Isaiah is not a single voice but a collection of prophetic voices whose words span the decades before the Babylonian exile, through the trauma of exile, and into the tentative hope of return. (Scholars often speak of First Isaiah [Isaiah 1–39], Second Isaiah [40–55], and Third Isaiah [56–66], representing these eras.) Throughout these writings, the prophets speak to rulers who have lost their moral compass, to elites who insulated themselves from the suffering of the people, and to communities who bore the brunt of imperial domination. Their voices rise across time: warnings, lament, and finally a fierce and fragile hope.

Learn to do good; seek justice, rescue the oppressed, defend the orphan, plead for the widow. Isaiah 1:17

I think of the people left behind in Jerusalem: the ones not carried off to Babylon, who had to rebuild community without the Temple that had anchored their identity. They created new forms of commerce, new systems of care, and new ways of praying when the old ways were no longer possible. They learned to find God not in a building but in the fragile webs of mutual support that kept them alive.


And then I think of our moment:

this strange national disorientation,

this grief over what feels lost or endangered,

this ache for what could have been.


The Psalmist captures this grief with haunting clarity:

By the rivers of Babylon, there we sat down and wept when we remembered Zion.

And yet, even in their grief, the exiles did not abandon hope. They dared to imagine a future beyond their present despair. They dreamed of return, of restoration, of justice rolling down like waters. They dreamed, knowing they themselves might never see the fulfillment of their dreams.


This is one of the most enduring truths of scripture: God’s dreams are often multi-generational.
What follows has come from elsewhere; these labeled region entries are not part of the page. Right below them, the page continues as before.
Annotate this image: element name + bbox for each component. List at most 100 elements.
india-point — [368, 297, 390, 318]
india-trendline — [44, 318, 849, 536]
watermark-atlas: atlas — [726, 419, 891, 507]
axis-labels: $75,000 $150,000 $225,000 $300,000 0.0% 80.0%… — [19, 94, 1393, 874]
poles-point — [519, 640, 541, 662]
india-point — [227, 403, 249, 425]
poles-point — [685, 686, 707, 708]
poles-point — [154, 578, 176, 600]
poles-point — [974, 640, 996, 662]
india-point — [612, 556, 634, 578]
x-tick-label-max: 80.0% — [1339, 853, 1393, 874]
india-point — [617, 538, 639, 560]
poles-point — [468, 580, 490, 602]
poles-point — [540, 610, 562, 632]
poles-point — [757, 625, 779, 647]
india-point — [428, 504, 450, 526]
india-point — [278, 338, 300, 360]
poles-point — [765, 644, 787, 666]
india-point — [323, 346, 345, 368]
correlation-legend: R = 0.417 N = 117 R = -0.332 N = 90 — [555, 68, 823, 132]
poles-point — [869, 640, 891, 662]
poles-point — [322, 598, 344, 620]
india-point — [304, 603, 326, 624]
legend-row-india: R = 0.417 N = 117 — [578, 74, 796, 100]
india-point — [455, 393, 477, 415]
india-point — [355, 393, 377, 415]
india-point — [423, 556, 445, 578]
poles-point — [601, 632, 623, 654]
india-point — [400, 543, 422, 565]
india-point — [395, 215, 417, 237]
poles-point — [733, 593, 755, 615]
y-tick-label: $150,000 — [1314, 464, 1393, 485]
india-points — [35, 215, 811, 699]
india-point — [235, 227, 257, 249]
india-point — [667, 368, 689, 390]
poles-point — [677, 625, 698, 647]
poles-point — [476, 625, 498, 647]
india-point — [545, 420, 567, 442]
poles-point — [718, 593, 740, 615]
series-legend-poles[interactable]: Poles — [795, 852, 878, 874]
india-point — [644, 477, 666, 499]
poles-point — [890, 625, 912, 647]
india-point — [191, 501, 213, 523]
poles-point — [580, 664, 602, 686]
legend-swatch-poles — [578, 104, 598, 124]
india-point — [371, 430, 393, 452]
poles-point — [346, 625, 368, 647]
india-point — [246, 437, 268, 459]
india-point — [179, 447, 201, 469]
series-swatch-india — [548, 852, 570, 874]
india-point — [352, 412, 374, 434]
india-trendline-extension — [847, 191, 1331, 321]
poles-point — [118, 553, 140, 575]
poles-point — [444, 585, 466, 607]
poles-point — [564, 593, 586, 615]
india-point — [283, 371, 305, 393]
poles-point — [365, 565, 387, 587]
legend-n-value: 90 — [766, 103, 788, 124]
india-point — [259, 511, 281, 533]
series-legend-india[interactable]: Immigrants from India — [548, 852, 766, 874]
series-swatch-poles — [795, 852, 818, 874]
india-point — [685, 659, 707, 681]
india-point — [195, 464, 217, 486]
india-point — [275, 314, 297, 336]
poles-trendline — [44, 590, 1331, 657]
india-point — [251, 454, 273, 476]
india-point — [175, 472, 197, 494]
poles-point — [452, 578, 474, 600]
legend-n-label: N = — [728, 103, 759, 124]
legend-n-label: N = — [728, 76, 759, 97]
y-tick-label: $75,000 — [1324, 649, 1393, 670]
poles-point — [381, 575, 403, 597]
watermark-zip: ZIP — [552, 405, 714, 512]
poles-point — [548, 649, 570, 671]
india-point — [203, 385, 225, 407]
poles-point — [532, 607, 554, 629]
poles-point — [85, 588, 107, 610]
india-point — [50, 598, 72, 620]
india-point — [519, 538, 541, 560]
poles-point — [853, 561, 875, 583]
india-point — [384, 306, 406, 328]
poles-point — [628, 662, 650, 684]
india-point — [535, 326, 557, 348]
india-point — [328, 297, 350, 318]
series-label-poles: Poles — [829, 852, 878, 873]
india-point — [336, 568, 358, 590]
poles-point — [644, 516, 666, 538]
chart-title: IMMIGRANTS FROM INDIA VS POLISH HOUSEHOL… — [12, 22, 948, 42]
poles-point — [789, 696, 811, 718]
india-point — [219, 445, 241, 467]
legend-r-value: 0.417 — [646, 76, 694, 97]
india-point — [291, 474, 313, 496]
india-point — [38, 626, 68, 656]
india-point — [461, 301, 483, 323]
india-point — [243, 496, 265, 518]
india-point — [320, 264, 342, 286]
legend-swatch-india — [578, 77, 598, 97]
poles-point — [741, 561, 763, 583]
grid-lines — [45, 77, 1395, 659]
Think of the abolitionists who fought for a freedom they would not live to witness. Think of the century-long struggle between Reconstruction and the Voting Rights Act. Think of every movement for justice that began in lament but did not end there, or with the people who began the fight.


And this brings me back to the lyric that has been my constant earworm the past two weeks:


...the world will change when we dream God’s dream.


Not because dreaming replaces action, but because dreaming guides it.

Dreaming keeps us from surrendering to despair.

Dreaming roots us in the long arc of God’s work in the world,

work that stretches beyond our own lifetimes.


So, we hold our grief honestly, but we refuse to let it define the future.

We dare to keep imagining.

We dare to keep building.

We dare to keep dreaming the dreams God plants in us

for generations yet to come.


And as a prayer for that courage, I offer the full chorus from Dream God's Dream by Bryan Sirchio that has been carrying me through these days:

The Dreamcatcher we are building together each Sunday.
The Dreamcatcher we are building together each Sunday.

Dream God's dream

Holy Spirit, help us dream

of a world where there is justice

and where everyone is free

to build and grow and love

and to simply have enough

the world will change

when we dream God’s dream.


Come sing it with me, online or in person. And may this earworm bring dreams filled with freedom, justice and enough for all.